Java Access Control 5 Min Drill

  • The scoping is defined as life of a variable ( or a reference variable ).
  • The scope of an automatic variable is method scope and the member variable life is class level.
  • Identifiers can begin with a letter, an underscore, or a currency character.
  • After the first character, identifiers can also include digits.
  • main() method can be overloaded
  • Java access modifiers are public, private, protected.
  • Java access levels are public, protected, default and private.
  • Classes can have only public or default access.
  • A class with default access can be seen only by classes within the same package.
  • A class with public access can be seen by all classes from all packages.
  • Classes can also be modified with final, abstract, or strictfp
  • Class cannot be both final and abstract
  • final class cannot be subclassed
  • abstract class cannot be instantiated
  • A single abstract method in a class means the whole class must be abstract.
  • An abstract class can have both abstract and nonabstract methods.
  • The first concrete class to extend an abstract class must implement all of its abstract methods. Otherwise that class should be abstract class and so on
  • A 'child' class cannot access private features of 'parent' class in the inheritance hierarchy.

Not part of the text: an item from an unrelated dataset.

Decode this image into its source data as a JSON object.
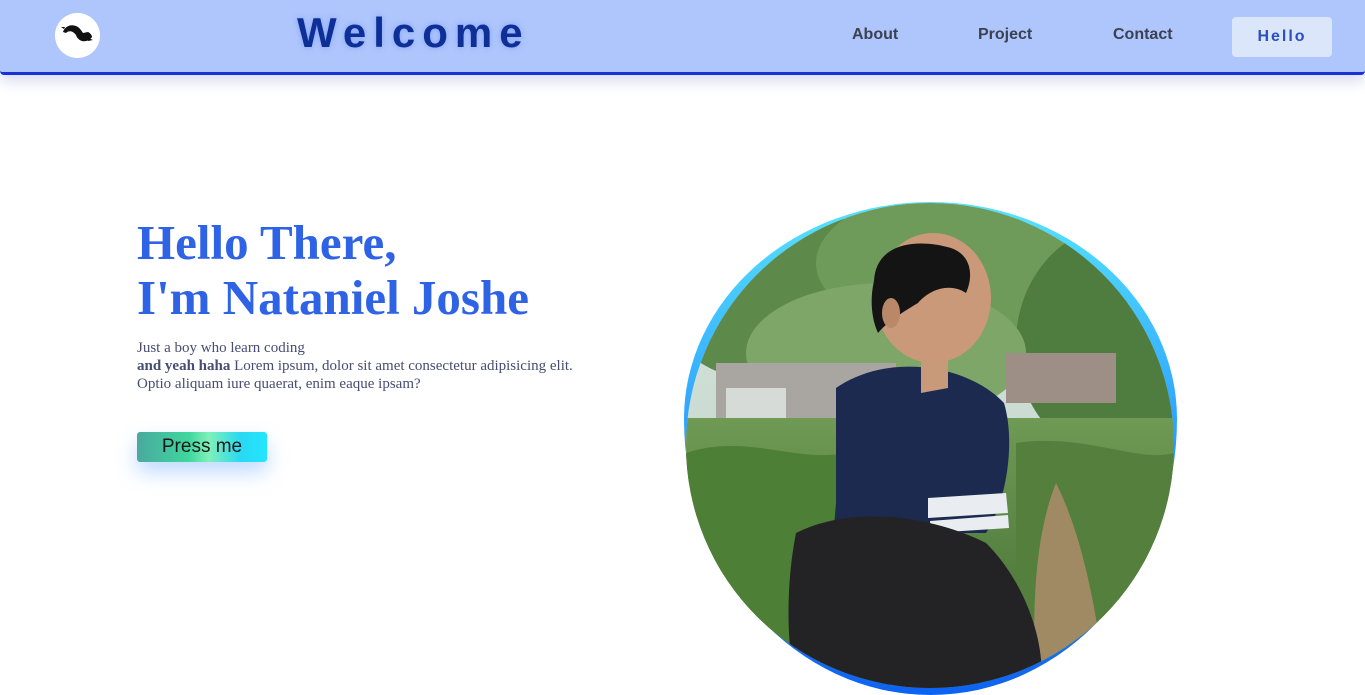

  • Protected features are available to class, subclass, within a package and only for subclasses in a different package.
  • If you don't specify an access modifier, then compiler assigns default access modifier, which is not a keyword.
  • The static feature does not have "this" reference.
  • A 'final' variable must be initialized at the point of declaration.
  • final is the only modifier available to local variables.
  • final methods cannot be overridden in a subclass.
  • final variables cannot be reassigned once assigned a value.
  • final reference variables cannot refer to a different object once the object has been assigned to the final variable.
  • final variables must be initialized before the constructor completes.
  • abstract methods are declared with a signature, a return type, and an optional throws clause, but they are not implemented (upto Java 1.7).
  • Local variables don't get default values, so they must be initialized before use.
  • If define a class as final then the class cannot be extended (avoiding the inheritance).
  • Methods, instance, nonlocal variables are known as "members."
  • Local (method, automatic, or stack) variable declarations cannot have access modifiers.
  • If a class cannot be accessed, its members cannot be accessed.
  • public members can be accessed by all other classes, even in other packages.
  • If a superclass member is public, the subclass inherits it—regardless of package.
  • private members can be accessed only by code in the same class.
  • private members cannot be inherited.
  • Default members can be accessed only by classes in the same package.
  • protected = package + subclasses regardless of package.
  • A protected member inherited by a subclass from another package is not accessible to any other class in the subclass package, except for the subclass' own subclasses.
  • The synchronized modifier applies only to methods and code blocks.
  • synchronized methods can have any access control and can also be marked final.
  • A var-arg parameter is declared with the syntax type... e.g. doRefresh(String... java) { }.
  • Instance variables can marked final or transient
  • shadowing => declare a local variable with the same name as an instance variable
  • Static Variables and Methods are not tied to any particular instance of a class.
  • No class instances are needed in order to use static members of the class.
  • Only one copy of a static variable/class and all instances share it.
  • static methods do not have direct access to nonstatic members.
  • The native modifier applies only to methods.
  • The strictfp modifier applies only to classes and methods
  • transient, volatile modifier applies only to instance variables.